Courrier international/Radikal

Le projet d’un monde musulman sous tutelle américano-israélo-turque inquiète l’éditorialiste de Radikal, qui ne souhaite pas voir son pays jouer un rôle de gendarme pour le compte des Américains.

Un nouvel axe est en train de se substituer à ce qui était connu, à l’époque de la guerre froide, sous le nom de “ceinture verte” [stratégie américaine de lutte contre le communisme ; dans les années 1970-1980, les mouvements islamistes étaient soutenus par Washington car perçus comme anticommunistes]. Cet axe s’articule autour du projet de “Grand Moyen-Orient” (GMO), qui nous paraît désormais banal.
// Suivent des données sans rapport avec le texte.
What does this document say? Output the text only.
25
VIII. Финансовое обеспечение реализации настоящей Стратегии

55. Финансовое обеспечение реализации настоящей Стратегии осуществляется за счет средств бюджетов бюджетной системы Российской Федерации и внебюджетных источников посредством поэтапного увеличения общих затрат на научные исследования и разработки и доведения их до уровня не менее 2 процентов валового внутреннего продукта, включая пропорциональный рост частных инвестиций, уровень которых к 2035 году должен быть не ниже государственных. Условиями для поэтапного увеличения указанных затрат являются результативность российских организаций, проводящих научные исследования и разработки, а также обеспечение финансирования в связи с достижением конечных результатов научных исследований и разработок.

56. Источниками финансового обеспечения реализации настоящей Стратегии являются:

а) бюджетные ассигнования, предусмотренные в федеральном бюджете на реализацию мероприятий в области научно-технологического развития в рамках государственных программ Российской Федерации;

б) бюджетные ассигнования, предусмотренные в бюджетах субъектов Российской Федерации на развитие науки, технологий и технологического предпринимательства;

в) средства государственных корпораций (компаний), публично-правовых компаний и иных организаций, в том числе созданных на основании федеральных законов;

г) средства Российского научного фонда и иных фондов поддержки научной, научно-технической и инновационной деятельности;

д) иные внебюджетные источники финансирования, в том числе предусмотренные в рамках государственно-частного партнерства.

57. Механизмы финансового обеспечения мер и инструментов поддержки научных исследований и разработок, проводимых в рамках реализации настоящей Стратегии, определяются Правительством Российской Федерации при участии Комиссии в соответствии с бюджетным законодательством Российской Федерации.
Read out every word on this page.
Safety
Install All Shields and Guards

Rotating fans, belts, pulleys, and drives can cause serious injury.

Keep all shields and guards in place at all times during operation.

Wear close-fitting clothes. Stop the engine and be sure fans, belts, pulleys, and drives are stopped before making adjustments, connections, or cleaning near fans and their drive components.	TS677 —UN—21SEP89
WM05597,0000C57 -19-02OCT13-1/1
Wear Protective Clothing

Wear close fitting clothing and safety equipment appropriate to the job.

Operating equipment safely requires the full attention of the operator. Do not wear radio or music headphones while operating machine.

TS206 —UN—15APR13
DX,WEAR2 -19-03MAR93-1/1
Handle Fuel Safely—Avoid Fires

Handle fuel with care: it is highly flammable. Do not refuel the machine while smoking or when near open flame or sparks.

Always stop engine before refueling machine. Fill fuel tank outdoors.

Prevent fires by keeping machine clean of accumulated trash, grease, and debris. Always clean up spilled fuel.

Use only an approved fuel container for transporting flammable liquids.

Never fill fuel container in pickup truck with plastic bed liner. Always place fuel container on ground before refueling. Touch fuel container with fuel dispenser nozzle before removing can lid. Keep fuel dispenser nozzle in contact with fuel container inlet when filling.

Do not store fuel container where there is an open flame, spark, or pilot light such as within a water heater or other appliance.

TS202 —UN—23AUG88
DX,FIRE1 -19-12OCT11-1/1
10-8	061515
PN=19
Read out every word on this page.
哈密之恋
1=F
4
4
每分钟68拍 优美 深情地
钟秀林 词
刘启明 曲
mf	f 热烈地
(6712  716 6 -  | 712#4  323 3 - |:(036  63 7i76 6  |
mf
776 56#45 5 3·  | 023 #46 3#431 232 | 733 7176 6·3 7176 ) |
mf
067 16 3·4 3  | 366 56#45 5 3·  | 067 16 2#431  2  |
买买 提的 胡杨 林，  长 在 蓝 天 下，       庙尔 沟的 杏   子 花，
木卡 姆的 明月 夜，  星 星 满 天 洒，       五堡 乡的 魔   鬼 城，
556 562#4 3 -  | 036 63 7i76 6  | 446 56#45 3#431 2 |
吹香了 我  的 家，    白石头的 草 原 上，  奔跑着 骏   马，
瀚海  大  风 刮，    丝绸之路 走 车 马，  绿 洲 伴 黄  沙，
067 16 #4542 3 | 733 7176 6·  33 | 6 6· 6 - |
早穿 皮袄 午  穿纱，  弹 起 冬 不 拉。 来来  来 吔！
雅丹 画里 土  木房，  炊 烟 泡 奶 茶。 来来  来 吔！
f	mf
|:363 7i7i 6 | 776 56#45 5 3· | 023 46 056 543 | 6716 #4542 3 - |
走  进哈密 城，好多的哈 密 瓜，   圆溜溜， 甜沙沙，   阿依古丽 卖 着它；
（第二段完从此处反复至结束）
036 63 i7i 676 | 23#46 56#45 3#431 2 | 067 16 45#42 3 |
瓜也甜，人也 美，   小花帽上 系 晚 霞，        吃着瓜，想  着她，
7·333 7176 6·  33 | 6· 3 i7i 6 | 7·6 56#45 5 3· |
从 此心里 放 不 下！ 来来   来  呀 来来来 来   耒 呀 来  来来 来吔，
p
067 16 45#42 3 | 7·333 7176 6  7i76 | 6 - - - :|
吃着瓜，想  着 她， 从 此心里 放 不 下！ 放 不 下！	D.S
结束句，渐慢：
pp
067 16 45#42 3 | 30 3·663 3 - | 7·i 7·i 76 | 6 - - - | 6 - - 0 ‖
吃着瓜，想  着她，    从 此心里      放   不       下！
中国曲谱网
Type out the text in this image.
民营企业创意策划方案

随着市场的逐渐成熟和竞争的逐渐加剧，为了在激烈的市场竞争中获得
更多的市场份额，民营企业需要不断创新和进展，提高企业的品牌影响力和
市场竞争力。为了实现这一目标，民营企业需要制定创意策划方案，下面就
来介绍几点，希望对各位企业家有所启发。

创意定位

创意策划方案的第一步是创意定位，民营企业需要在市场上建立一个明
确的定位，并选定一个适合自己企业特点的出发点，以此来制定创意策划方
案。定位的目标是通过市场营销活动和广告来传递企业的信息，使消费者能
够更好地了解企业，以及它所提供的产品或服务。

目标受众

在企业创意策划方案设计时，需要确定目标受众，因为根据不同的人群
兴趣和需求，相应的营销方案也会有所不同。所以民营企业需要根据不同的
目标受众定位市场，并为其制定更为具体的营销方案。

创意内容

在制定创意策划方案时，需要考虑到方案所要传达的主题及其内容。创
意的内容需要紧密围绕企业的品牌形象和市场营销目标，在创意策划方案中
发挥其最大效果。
On l’appelle la “ceinture de l’islam modéré” et un rôle particulier y est attribué à la Turquie. Washington cherche à placer sur un même axe, allant de l’Indonésie au Maroc, une série de gouvernements dociles et loyaux.
Conformément au rôle qui lui est conféré dans ces liaisons dangereuses, la Turquie a déjà réussi à organiser une rencontre entre deux pays qui n’ont normalement aucune relation : le Pakistan et Israël ! Quand on sait que l’architecte de cette rencontre n’est autre que le parti islamiste “modéré” [AKP, au pouvoir], l’événement devient d’autant plus significatif. En multipliant ses actions sur un axe Etats-Unis - Israël, ce parti a l’air de vouloir se faire pardonner le refus de la Turquie de participer à l’invasion de l’Irak.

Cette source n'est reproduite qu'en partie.